The email caught me in one of my rare ‘at a loose end’ moments, inviting me to come to an event that featured a project that really caught my eye and something called a ‘Darzi Fellowship’, which sounded quite posh and medical, but not to worry – if it was really dull I could grab a free biscuit and be out of there. Long story short – I couldn’t believe that there was a fellowship that was looking for people like me – who really wanted to improve the health and social care system, but hadn’t managed to find the right way of doing that yet. The patron saint of the vaguely malcontented was really looking out for me that day.

Carried through on a wave on enthusiasm I managed to throw together an application and an ‘elevator pitch’ video (a unique form of torture where I was lucky to get a version that didn’t radically expand the profanity vocabulary of the viewer) to the insanely tight timescale. To my utter astonishment I was invited to a shortlisting event; a morning of interesting group activities with a fab group of people that left me with the positive thought that when they turned me down they would be turning me down based on a good overview of who I really was, not the shambling version of me that turns up for interviews and instantly forgets everything that I am good at.
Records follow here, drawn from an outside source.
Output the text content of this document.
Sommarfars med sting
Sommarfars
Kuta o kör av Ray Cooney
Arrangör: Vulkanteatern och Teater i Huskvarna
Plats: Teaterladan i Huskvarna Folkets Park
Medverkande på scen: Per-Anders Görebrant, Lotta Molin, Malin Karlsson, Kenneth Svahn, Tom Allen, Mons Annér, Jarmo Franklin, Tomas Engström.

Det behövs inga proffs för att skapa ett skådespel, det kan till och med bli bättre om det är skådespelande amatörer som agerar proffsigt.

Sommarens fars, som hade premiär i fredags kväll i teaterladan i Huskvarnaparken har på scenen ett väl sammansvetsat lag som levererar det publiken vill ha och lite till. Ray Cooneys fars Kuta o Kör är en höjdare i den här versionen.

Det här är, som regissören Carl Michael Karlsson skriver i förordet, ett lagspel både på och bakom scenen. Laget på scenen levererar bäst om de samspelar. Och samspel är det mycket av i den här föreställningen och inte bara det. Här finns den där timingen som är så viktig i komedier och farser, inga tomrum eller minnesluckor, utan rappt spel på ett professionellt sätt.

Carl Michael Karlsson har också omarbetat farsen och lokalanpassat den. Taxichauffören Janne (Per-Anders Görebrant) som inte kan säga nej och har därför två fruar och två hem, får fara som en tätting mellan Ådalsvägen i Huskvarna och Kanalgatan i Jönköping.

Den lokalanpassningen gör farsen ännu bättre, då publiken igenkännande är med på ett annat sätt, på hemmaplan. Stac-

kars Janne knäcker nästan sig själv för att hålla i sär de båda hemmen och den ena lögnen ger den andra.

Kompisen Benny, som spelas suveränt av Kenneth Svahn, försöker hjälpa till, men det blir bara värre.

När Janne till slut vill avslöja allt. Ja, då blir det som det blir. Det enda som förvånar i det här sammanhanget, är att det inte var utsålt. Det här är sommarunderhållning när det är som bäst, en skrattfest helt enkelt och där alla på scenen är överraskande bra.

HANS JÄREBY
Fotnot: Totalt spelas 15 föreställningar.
As you might guess I was over the moon to be offered the fellowship, but the process of matching me to a project had me really questioning who I was both professionally and personally. With a bit of hindsight I don’t think I realised at the time how being in the wrong work environment had really sapped my confidence in taking on new challenges. With much support from the Darzi team I was persuaded (correctly) that working in an organisation I had never come across before in a clinical area that I had no experience of was just what I needed. Which is how a clinical psychologist who specialises in autism and learning disabilities in community settings ended up a Darzi fellow in the Kent Surrey and Sussex Academic Health Science Network working on a respiratory improvement programme.